Reputation: 1111
I'm looking for a way to create a new column with values based on the value in the first column, with the highest score in the same cluster.
The goal is to move from this:
WORD | SCORE | Cluster |
diptyqu | 19750 | 1 |
daptyqu | 8830 | 1 |
dyptiqu | 29 | 1 |
deptiqu | 2 | 1 |
parfume | 300 | 2 |
parfum | 14 | 2 |
To this:
WORD | SCORE | Cluster | Name |
diptyqu | 19750 | 1 | diptyqu |
daptyqu | 8830 | 1 | diptyqu |
dyptiqu | 29 | 1 | diptyqu |
deptiqu | 2 | 1 | diptyqu |
parfume | 300 | 2 | parfume |
parfum | 14 | 2 | parfume |
I'm litteraly stuck and don't really know how to make it.
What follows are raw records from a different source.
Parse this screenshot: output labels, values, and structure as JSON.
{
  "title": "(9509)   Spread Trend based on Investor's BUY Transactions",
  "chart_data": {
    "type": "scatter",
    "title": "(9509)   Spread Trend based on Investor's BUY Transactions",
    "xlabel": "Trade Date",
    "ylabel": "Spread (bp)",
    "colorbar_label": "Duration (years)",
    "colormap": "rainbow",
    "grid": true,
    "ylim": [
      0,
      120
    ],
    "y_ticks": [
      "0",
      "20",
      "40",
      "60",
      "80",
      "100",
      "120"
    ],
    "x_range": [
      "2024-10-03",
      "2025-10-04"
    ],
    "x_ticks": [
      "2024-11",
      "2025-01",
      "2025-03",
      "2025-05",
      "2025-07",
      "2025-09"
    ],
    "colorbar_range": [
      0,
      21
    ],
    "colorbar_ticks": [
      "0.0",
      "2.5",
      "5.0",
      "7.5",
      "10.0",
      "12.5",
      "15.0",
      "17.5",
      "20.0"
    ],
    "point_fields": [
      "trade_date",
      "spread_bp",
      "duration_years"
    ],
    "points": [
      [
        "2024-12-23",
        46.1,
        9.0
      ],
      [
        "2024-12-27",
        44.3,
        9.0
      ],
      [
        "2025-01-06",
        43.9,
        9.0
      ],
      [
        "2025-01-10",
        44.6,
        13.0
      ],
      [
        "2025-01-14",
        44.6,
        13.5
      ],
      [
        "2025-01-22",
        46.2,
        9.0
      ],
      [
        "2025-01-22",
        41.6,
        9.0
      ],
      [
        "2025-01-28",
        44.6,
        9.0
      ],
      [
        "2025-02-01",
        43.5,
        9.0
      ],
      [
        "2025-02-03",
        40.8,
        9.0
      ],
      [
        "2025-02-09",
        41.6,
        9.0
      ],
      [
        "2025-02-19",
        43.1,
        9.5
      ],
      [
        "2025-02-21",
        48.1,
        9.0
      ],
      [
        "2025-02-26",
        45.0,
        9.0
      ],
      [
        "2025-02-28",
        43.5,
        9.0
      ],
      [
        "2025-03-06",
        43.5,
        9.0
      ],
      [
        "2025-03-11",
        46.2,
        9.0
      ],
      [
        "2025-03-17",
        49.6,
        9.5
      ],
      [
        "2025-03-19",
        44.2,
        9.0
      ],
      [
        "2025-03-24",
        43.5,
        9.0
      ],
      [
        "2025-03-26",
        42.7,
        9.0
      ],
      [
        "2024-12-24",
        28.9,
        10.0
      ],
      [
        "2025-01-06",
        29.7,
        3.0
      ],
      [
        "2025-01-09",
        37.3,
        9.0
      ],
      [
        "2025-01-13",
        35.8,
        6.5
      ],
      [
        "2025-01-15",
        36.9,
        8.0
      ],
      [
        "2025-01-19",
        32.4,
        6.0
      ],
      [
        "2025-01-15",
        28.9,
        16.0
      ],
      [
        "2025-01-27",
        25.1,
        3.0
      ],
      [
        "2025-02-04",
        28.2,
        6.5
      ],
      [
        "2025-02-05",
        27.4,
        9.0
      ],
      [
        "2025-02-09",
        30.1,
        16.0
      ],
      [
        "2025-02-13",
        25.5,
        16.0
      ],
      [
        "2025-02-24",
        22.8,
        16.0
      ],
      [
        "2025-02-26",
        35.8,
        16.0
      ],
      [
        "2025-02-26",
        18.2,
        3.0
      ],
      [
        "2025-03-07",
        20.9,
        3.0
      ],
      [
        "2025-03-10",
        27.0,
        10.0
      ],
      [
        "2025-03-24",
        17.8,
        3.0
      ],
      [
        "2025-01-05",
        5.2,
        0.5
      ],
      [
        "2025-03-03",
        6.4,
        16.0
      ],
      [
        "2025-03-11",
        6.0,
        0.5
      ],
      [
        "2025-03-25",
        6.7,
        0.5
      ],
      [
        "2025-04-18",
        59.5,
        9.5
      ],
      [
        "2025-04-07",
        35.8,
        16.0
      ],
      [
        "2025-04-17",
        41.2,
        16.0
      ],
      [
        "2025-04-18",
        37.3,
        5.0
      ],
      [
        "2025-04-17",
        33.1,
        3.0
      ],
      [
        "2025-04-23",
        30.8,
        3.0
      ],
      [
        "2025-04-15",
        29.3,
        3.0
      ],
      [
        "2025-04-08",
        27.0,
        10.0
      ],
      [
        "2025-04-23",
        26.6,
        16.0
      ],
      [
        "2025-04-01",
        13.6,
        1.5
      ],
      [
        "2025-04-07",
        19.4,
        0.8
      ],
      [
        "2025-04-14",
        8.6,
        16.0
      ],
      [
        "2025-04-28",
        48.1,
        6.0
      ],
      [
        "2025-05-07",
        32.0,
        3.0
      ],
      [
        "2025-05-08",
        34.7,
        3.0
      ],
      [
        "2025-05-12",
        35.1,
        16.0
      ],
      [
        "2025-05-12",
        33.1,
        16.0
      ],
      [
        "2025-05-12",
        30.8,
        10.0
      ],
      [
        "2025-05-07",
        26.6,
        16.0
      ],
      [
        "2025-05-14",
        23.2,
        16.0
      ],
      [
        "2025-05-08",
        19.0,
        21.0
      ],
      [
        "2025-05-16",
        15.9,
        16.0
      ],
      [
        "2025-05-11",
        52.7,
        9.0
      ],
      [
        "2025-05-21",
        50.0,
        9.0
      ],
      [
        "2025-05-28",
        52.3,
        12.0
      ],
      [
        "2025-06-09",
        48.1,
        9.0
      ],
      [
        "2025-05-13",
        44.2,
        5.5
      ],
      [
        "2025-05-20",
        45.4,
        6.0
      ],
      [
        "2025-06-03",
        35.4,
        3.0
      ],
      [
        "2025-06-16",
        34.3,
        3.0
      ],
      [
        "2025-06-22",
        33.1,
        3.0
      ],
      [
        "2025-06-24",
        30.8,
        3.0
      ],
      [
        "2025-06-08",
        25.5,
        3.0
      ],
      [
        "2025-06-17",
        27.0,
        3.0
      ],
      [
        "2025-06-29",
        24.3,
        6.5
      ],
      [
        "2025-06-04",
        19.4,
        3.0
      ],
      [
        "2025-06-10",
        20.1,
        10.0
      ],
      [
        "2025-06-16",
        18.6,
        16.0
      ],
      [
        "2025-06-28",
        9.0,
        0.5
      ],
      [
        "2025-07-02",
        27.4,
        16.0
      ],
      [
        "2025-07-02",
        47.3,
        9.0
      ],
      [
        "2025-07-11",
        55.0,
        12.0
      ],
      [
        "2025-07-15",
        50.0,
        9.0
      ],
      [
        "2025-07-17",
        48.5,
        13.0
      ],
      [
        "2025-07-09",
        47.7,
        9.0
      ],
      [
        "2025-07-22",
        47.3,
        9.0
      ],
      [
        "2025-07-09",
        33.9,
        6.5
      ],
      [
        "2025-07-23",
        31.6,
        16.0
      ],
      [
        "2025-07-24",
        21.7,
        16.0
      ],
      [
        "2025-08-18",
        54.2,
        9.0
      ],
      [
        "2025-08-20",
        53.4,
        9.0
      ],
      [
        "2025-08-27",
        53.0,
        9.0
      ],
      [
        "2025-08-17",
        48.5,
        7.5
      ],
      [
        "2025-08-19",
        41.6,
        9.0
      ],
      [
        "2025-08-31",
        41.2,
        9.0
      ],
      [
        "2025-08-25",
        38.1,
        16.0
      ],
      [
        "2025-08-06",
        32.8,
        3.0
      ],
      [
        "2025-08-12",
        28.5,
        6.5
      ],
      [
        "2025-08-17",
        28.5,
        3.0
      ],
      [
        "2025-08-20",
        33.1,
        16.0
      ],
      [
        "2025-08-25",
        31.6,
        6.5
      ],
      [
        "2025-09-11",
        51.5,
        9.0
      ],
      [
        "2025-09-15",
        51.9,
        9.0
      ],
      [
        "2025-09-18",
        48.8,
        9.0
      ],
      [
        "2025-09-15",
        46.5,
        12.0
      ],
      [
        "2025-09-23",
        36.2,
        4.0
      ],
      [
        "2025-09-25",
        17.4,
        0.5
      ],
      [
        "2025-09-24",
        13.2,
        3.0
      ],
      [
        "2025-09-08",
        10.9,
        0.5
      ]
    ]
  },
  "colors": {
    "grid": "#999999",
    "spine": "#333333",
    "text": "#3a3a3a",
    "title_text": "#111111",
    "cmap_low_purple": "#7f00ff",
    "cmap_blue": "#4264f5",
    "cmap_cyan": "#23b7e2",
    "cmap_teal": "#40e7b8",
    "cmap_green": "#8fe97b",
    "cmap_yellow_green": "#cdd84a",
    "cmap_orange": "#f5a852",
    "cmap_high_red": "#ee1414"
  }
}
Do you have any suggestion on a method to do this?
Upvotes: 0
Views: 258
Reputation: 126
You can use 'data.table' packages and merge function:
library(data.table)
df2 <- setDT(df)[, .SD[which.max(SCORE)], Cluster]
result <- merge(df, df2[, c('Cluster', 'WORD')], by='Cluster')
Upvotes: 0
Reputation: 32538
do.call(rbind,
lapply(split(dat, dat$Cluster), function(a)
data.frame(a, Name = a$WORD[which.max(a$SCORE)])))
# WORD SCORE Cluster Name
#1.1 diptyqu 19750 1 diptyqu
#1.2 daptyqu 8830 1 diptyqu
#1.3 dyptiqu 29 1 diptyqu
#1.4 deptiqu 2 1 diptyqu
#2.5 parfume 300 2 parfume
#2.6 parfum 14 2 parfume
Upvotes: 1
Reputation: 28309
Similar strategy as in @Gregor's dplyr
solution, but using data.table
:
library(data.table)
setDT(d)
d[order(SCORE), Name := tail(WORD, 1), Cluster]
Upvotes: 2
Reputation: 145745
Using dplyr
your_data %>%
group_by(cluster) %>%
mutate(Name = first(WORD))
It assumes your rows are already sorted by SCORE. If needed, you can do that sorting too:
your_data %>%
group_by(cluster) %>%
arrange(desc(SCORE)) %>%
mutate(Name = first(WORD))
Upvotes: 2